After installing (see INSTALL.md):

python scripts/qec_demo.py

This runs the full deterministic adaptive pipeline on 16 fixed input patterns:

metrics -> attractor -> strategy -> evaluation -> adaptation -> memory

Each step processes a deterministic signal pattern (constant, ramp, oscillation, step change, etc.), classifies the regime, selects a strategy, evaluates improvement, adapts bias, and records to memory — including transition learning and multi-step lookahead.

What to expect

The output shows one block per input pattern, including:

  • regime — classified state (stable, unstable, oscillatory, transitional, mixed)
  • attractor — basin ID and basin score
  • strategy — selected strategy and its score
  • adaptation — global bias and trajectory score
  • transition bias — learned bias from prior regime transitions
  • multi-step factor — two-step lookahead influence
  • evaluation — improvement score and outcome classification

At the end, a summary shows regime distribution and memory statistics.

Determinism

Running the demo twice produces identical output.
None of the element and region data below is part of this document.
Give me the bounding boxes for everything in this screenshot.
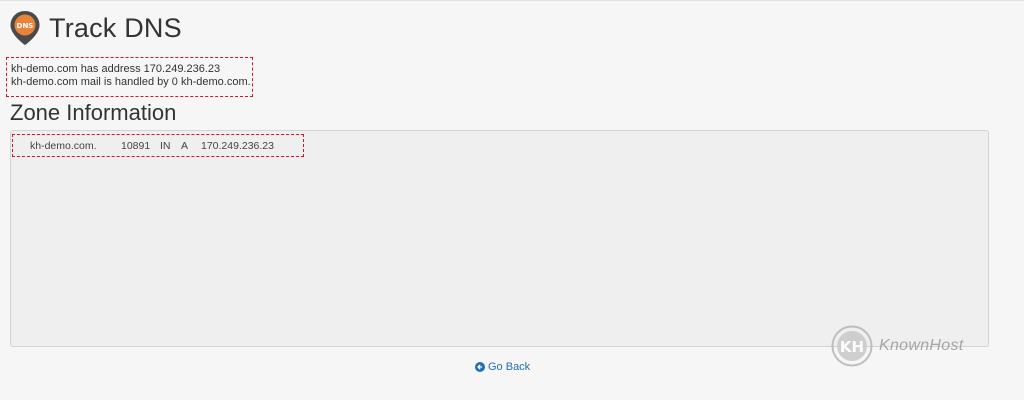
lookup-address-line: kh-demo.com has address 170.249.236.23 — [11, 63, 221, 75]
page-header: DNS Track DNS — [9, 9, 182, 47]
record-class: IN — [160, 140, 171, 152]
go-back-link[interactable]: Go Back — [475, 361, 530, 373]
record-address: 170.249.236.23 — [201, 140, 274, 152]
watermark-brand: KnownHost — [879, 337, 964, 354]
lookup-mail-line: kh-demo.com mail is handled by 0 kh-demo… — [11, 75, 251, 88]
zone-information-panel: kh-demo.com. 10891 IN A 170.249.236.23 — [10, 130, 989, 347]
knownhost-logo-icon: KH — [831, 325, 873, 367]
lookup-results: kh-demo.com has address 170.249.236.23 k… — [6, 57, 253, 97]
track-dns-page: DNS Track DNS kh-demo.com has address 17… — [0, 0, 1024, 400]
circle-arrow-left-icon — [475, 362, 485, 372]
logo-mark: KH — [840, 338, 864, 356]
go-back-label: Go Back — [488, 361, 531, 373]
knownhost-watermark: KH KnownHost — [831, 325, 964, 367]
zone-heading: Zone Information — [10, 100, 177, 125]
record-type: A — [181, 140, 189, 152]
record-name: kh-demo.com. — [30, 140, 97, 152]
zone-record-row: kh-demo.com. 10891 IN A 170.249.236.23 — [12, 134, 304, 157]
page-title: Track DNS — [49, 12, 182, 43]
dns-icon-label: DNS — [17, 22, 34, 30]
dns-pin-icon: DNS — [9, 10, 41, 46]
record-ttl: 10891 — [121, 140, 151, 152]
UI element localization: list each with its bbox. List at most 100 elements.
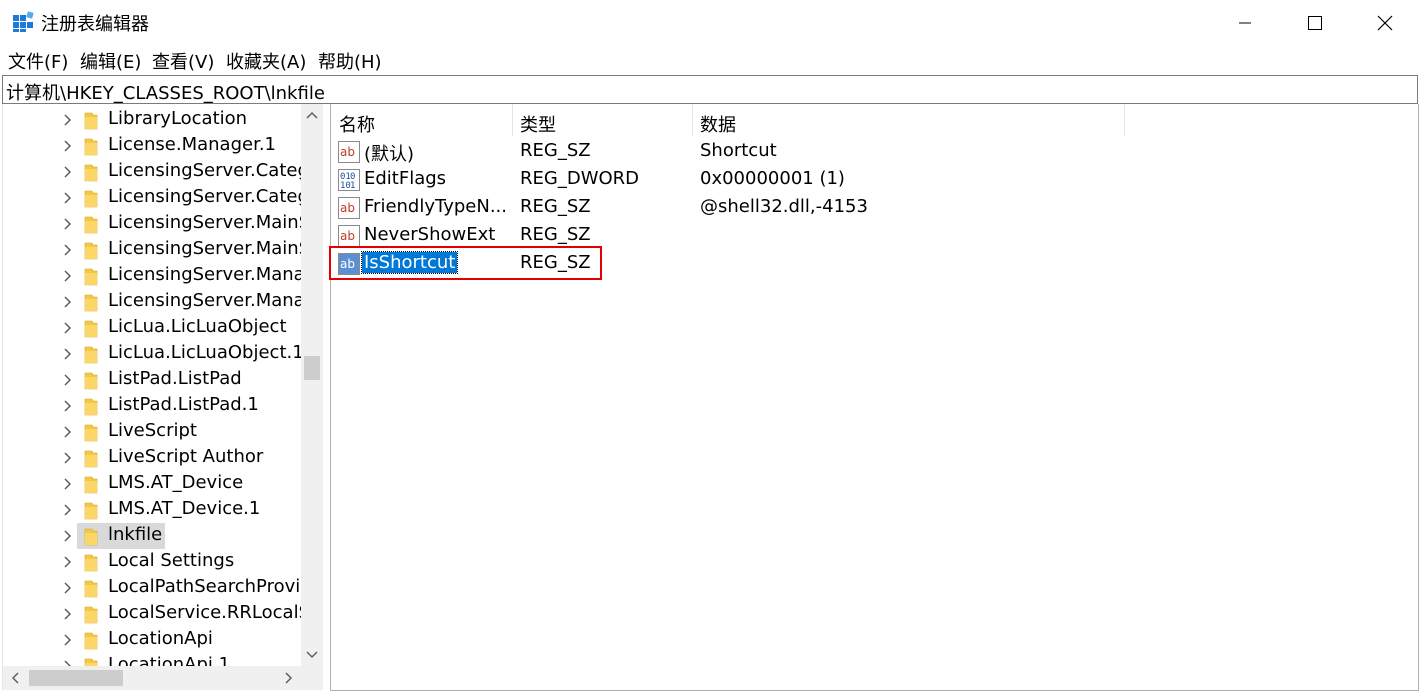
chevron-right-icon[interactable] (61, 139, 75, 153)
menu-view[interactable]: 查看(V) (152, 48, 214, 74)
chevron-right-icon[interactable] (61, 451, 75, 465)
tree-horizontal-scrollbar[interactable] (3, 666, 301, 690)
annotation-highlight-box (329, 246, 602, 280)
tree-item-label: LicensingServer.Manag (108, 290, 317, 311)
value-data: 0x00000001 (1) (700, 168, 845, 189)
tree-item[interactable]: LicLua.LicLuaObject.16 (3, 341, 315, 367)
tree-item[interactable]: LocalPathSearchProvid (3, 575, 312, 601)
scroll-up-button[interactable] (301, 104, 323, 126)
column-header-type[interactable]: 类型 (512, 104, 692, 136)
tree-item[interactable]: LiveScript (3, 419, 303, 445)
value-data: @shell32.dll,-4153 (700, 196, 868, 217)
scroll-right-button[interactable] (277, 666, 301, 690)
chevron-right-icon[interactable] (61, 321, 75, 335)
values-list-pane: 名称 类型 数据 ab (默认) REG_SZ Shortcut 01 10 0 1 EditF… (330, 104, 1419, 691)
tree-item[interactable]: LMS.AT_Device (3, 471, 303, 497)
tree-item[interactable]: lnkfile (3, 523, 303, 549)
tree-item-label: LicensingServer.MainS (108, 212, 311, 233)
column-divider[interactable] (1124, 104, 1125, 136)
tree-item[interactable]: LibraryLocation (3, 107, 303, 133)
folder-icon (84, 502, 98, 520)
tree-item-label: LocalService.RRLocalSe (108, 602, 322, 623)
chevron-right-icon[interactable] (61, 529, 75, 543)
tree-item[interactable]: LocalService.RRLocalSe (3, 601, 321, 627)
scroll-left-button[interactable] (3, 666, 27, 690)
value-name: EditFlags (364, 168, 447, 189)
folder-icon (84, 372, 98, 390)
tree-item[interactable]: LicLua.LicLuaObject (3, 315, 303, 341)
chevron-right-icon[interactable] (61, 477, 75, 491)
chevron-right-icon[interactable] (61, 399, 75, 413)
tree-item-label: LibraryLocation (108, 108, 248, 129)
chevron-right-icon[interactable] (61, 217, 75, 231)
chevron-right-icon[interactable] (61, 425, 75, 439)
menu-favorites[interactable]: 收藏夹(A) (226, 48, 306, 74)
chevron-right-icon[interactable] (61, 373, 75, 387)
folder-icon (84, 346, 98, 364)
close-button[interactable] (1350, 0, 1420, 46)
chevron-right-icon[interactable] (61, 347, 75, 361)
tree-vertical-scrollbar[interactable] (301, 104, 323, 666)
tree-item[interactable]: LicensingServer.Manag (3, 289, 316, 315)
key-tree-pane: LibraryLocation License.Manager.1 Licensin… (2, 104, 323, 690)
folder-icon (84, 450, 98, 468)
menu-file[interactable]: 文件(F) (8, 48, 68, 74)
value-type: REG_SZ (520, 196, 591, 217)
tree-item[interactable]: LocationApi (3, 627, 303, 653)
chevron-right-icon[interactable] (61, 165, 75, 179)
chevron-right-icon[interactable] (61, 555, 75, 569)
value-row[interactable]: ab (默认) REG_SZ Shortcut (331, 138, 1418, 166)
maximize-button[interactable] (1280, 0, 1350, 46)
value-name: (默认) (364, 144, 415, 165)
value-row[interactable]: ab FriendlyTypeN... REG_SZ @shell32.dll,-41… (331, 194, 1418, 222)
tree-item[interactable]: LMS.AT_Device.1 (3, 497, 303, 523)
folder-icon (84, 398, 98, 416)
string-value-icon: ab (338, 141, 360, 163)
tree-item[interactable]: LiveScript Author (3, 445, 303, 471)
horizontal-scroll-thumb[interactable] (29, 670, 123, 686)
column-header-data[interactable]: 数据 (692, 104, 1124, 136)
address-bar[interactable]: 计算机\HKEY_CLASSES_ROOT\lnkfile (2, 75, 1418, 104)
tree-item[interactable]: License.Manager.1 (3, 133, 303, 159)
chevron-right-icon[interactable] (61, 581, 75, 595)
tree-item[interactable]: LicensingServer.Catego (3, 159, 320, 185)
menu-edit[interactable]: 编辑(E) (80, 48, 141, 74)
chevron-right-icon[interactable] (61, 633, 75, 647)
tree-item[interactable]: LicensingServer.Catego (3, 185, 320, 211)
folder-icon (84, 242, 98, 260)
column-header-name[interactable]: 名称 (331, 104, 512, 136)
tree-item[interactable]: LicensingServer.MainS (3, 211, 310, 237)
chevron-right-icon[interactable] (61, 191, 75, 205)
value-type: REG_SZ (520, 140, 591, 161)
folder-icon (84, 554, 98, 572)
maximize-icon (1308, 16, 1322, 30)
menu-help[interactable]: 帮助(H) (318, 48, 382, 74)
tree-item[interactable]: LicensingServer.Manag (3, 263, 316, 289)
chevron-right-icon[interactable] (61, 243, 75, 257)
tree-item[interactable]: ListPad.ListPad.1 (3, 393, 303, 419)
tree-item[interactable]: ListPad.ListPad (3, 367, 303, 393)
tree-item[interactable]: Local Settings (3, 549, 303, 575)
tree-item[interactable]: LicensingServer.MainS (3, 237, 310, 263)
svg-text:1: 1 (350, 181, 355, 191)
chevron-right-icon[interactable] (61, 269, 75, 283)
chevron-right-icon[interactable] (61, 113, 75, 127)
scroll-down-button[interactable] (301, 644, 323, 666)
chevron-right-icon[interactable] (61, 503, 75, 517)
string-value-icon: ab (338, 225, 360, 247)
tree-item-label: LMS.AT_Device (108, 472, 244, 493)
chevron-up-icon (306, 111, 318, 119)
chevron-right-icon[interactable] (61, 295, 75, 309)
chevron-right-icon[interactable] (61, 607, 75, 621)
tree-item-label: LicensingServer.MainS (108, 238, 311, 259)
folder-icon (84, 294, 98, 312)
tree-item-label: LicensingServer.Catego (108, 186, 320, 207)
value-row[interactable]: 01 10 0 1 EditFlags REG_DWORD 0x00000001 (1) (331, 166, 1418, 194)
minimize-button[interactable] (1210, 0, 1280, 46)
folder-icon (84, 112, 98, 130)
folder-icon (84, 580, 98, 598)
scroll-thumb[interactable] (304, 356, 320, 380)
folder-icon (84, 320, 98, 338)
svg-text:ab: ab (340, 229, 355, 243)
pane-splitter[interactable] (323, 104, 330, 692)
The system uses no randomness — all scoring, selection, and adaptation are fully deterministic.

Extended Run

For a more detailed report including per-metric breakdowns and strategy topology analysis:

python -c "from qec.experiments.metrics_probe import run_experiments, print_experiment_report; print_experiment_report(run_experiments())"

This exercises the same pipeline with additional topology and calibration summary output.